The incident was only the latest in a series of alleged criminal acts committed by Waagner since his escape.

The 44-year-old man is also being sought for a Harrisburg bank robbery committed in May. And on Wednesday Rudge indicated that Waagner would likely be indicted in connection with an August hold-up at a bank in the Erie Millcreek Mall. He said authorities found an Erie newspaper from the date of the robbery inside the abandoned car in Tennessee.

Waagner's years-long alleged crime spree began here in 1999 with the theft of a GMC Yukon from A. Crivelli Chevrolet in Reno.

Waagner's alleged accomplice, Jason Matthew Miller, then of Kennerdell, was caught by police after Waagner held up a convenience store in Kentucky, but Waagner escaped and stayed on the run for four months during which he said he committed robberies and stole weapons and vehicles while stalking abortion clinics.

He was captured in September 1999 on the side of an Illinois highway when a stolen Winnebago carrying him, his wife and their eight children broke down.

At trial in December 2000 in Urbana, Ill., on weapons and theft charges, Waagner testified that he had been watching abortion clinics for months and was stocking up on weapons to kill doctors who provided abortions because God had asked him to be his warrior.

Two months later he used a comb to open a door and escape through the ventilation system in a new DeWitt County, Ill., jail. Authorities believe he timed his escape so that he could leap onto a passing train and avoid detection.

In June, abortion clinics were warned after someone purporting to be Waagner posted an Internet message threatening to kill employees of abortion providers. He has not, however, taken any direct action against them.

Rudge said all the agencies involved in the search for Waagner remained committed to the task.
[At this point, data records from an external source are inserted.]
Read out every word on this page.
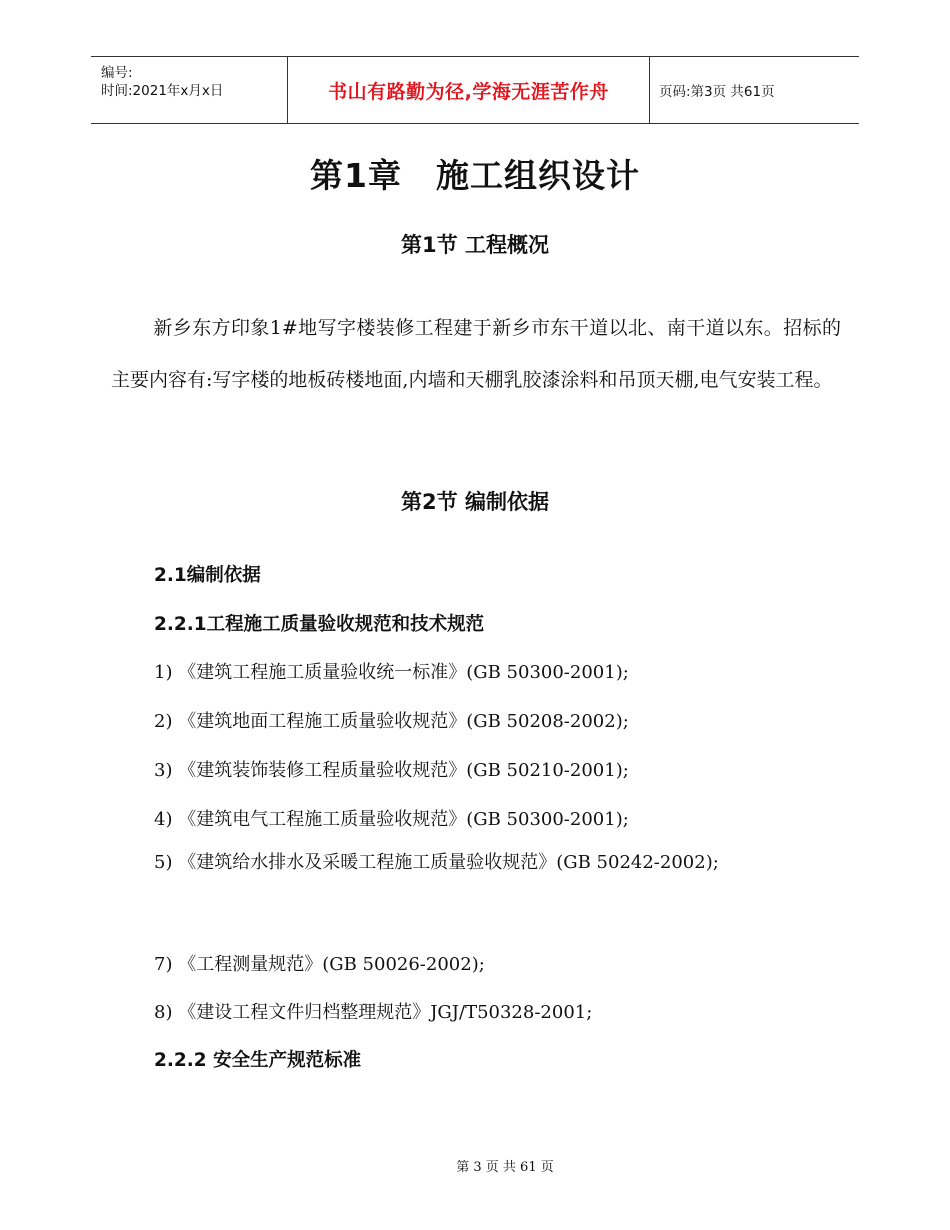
编号:
时间:2021年x月x日	书山有路勤为径,学海无涯苦作舟	页码:第3页 共61页
第1章 施工组织设计
第1节 工程概况
新乡东方印象1#地写字楼装修工程建于新乡市东干道以北、南干道以东。招标的主要内容有:写字楼的地板砖楼地面,内墙和天棚乳胶漆涂料和吊顶天棚,电气安装工程。
第2节 编制依据
2.1编制依据
2.2.1工程施工质量验收规范和技术规范
1) 《建筑工程施工质量验收统一标准》(GB 50300-2001);
2) 《建筑地面工程施工质量验收规范》(GB 50208-2002);
3) 《建筑装饰装修工程质量验收规范》(GB 50210-2001);
4) 《建筑电气工程施工质量验收规范》(GB 50300-2001);
5) 《建筑给水排水及采暖工程施工质量验收规范》(GB 50242-2002);
7) 《工程测量规范》(GB 50026-2002);
8) 《建设工程文件归档整理规范》JGJ/T50328-2001;
2.2.2 安全生产规范标准
第 3 页 共 61 页
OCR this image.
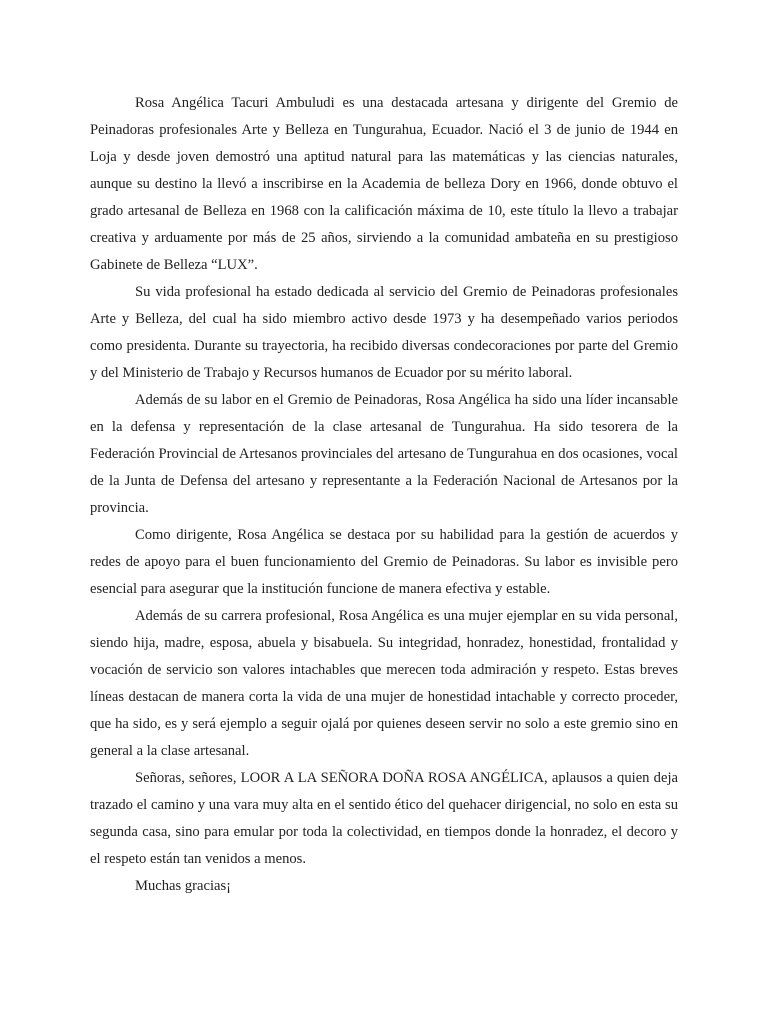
Rosa Angélica Tacuri Ambuludi es una destacada artesana y dirigente del Gremio de Peinadoras profesionales Arte y Belleza en Tungurahua, Ecuador. Nació el 3 de junio de 1944 en Loja y desde joven demostró una aptitud natural para las matemáticas y las ciencias naturales, aunque su destino la llevó a inscribirse en la Academia de belleza Dory en 1966, donde obtuvo el grado artesanal de Belleza en 1968 con la calificación máxima de 10, este título la llevo a trabajar creativa y arduamente por más de 25 años, sirviendo a la comunidad ambateña en su prestigioso Gabinete de Belleza “LUX”.

Su vida profesional ha estado dedicada al servicio del Gremio de Peinadoras profesionales Arte y Belleza, del cual ha sido miembro activo desde 1973 y ha desempeñado varios periodos como presidenta. Durante su trayectoria, ha recibido diversas condecoraciones por parte del Gremio y del Ministerio de Trabajo y Recursos humanos de Ecuador por su mérito laboral.

Además de su labor en el Gremio de Peinadoras, Rosa Angélica ha sido una líder incansable en la defensa y representación de la clase artesanal de Tungurahua. Ha sido tesorera de la Federación Provincial de Artesanos provinciales del artesano de Tungurahua en dos ocasiones, vocal de la Junta de Defensa del artesano y representante a la Federación Nacional de Artesanos por la provincia.

Como dirigente, Rosa Angélica se destaca por su habilidad para la gestión de acuerdos y redes de apoyo para el buen funcionamiento del Gremio de Peinadoras. Su labor es invisible pero esencial para asegurar que la institución funcione de manera efectiva y estable.

Además de su carrera profesional, Rosa Angélica es una mujer ejemplar en su vida personal, siendo hija, madre, esposa, abuela y bisabuela. Su integridad, honradez, honestidad, frontalidad y vocación de servicio son valores intachables que merecen toda admiración y respeto. Estas breves líneas destacan de manera corta la vida de una mujer de honestidad intachable y correcto proceder, que ha sido, es y será ejemplo a seguir ojalá por quienes deseen servir no solo a este gremio sino en general a la clase artesanal.

Señoras, señores, LOOR A LA SEÑORA DOÑA ROSA ANGÉLICA, aplausos a quien deja trazado el camino y una vara muy alta en el sentido ético del quehacer dirigencial, no solo en esta su segunda casa, sino para emular por toda la colectividad, en tiempos donde la honradez, el decoro y el respeto están tan venidos a menos.

Muchas gracias¡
He said despite the events of Sept. 11, the FBI still has two agents assigned to Waagner's case. Jones said that the U.S. Marshals Service is "dedicating a large number of resources from the Western District of Pennsylvania and also agents from across the nation."

Rudge said Waagner is apparently funding his travel by committing robberies and possibly other crimes. He said no local burglaries or car thefts or other crimes that have been linked to Waagner.

Waagner, a former computer shop operator, Rudge said, seems to be constantly on the move. "He pops in, he pops out and only seems to be in one place for a very short period of time," he said.

"Where he's staying, who he's staying with, how he's moving around, we just don't know," he said.

Rudge said the key to the elusive fugitive's eventual capture might lie with the public.

"He's not underground and hiding in a cave somewhere. We believe he is out in the public. We just need somebody to recognize him," he said.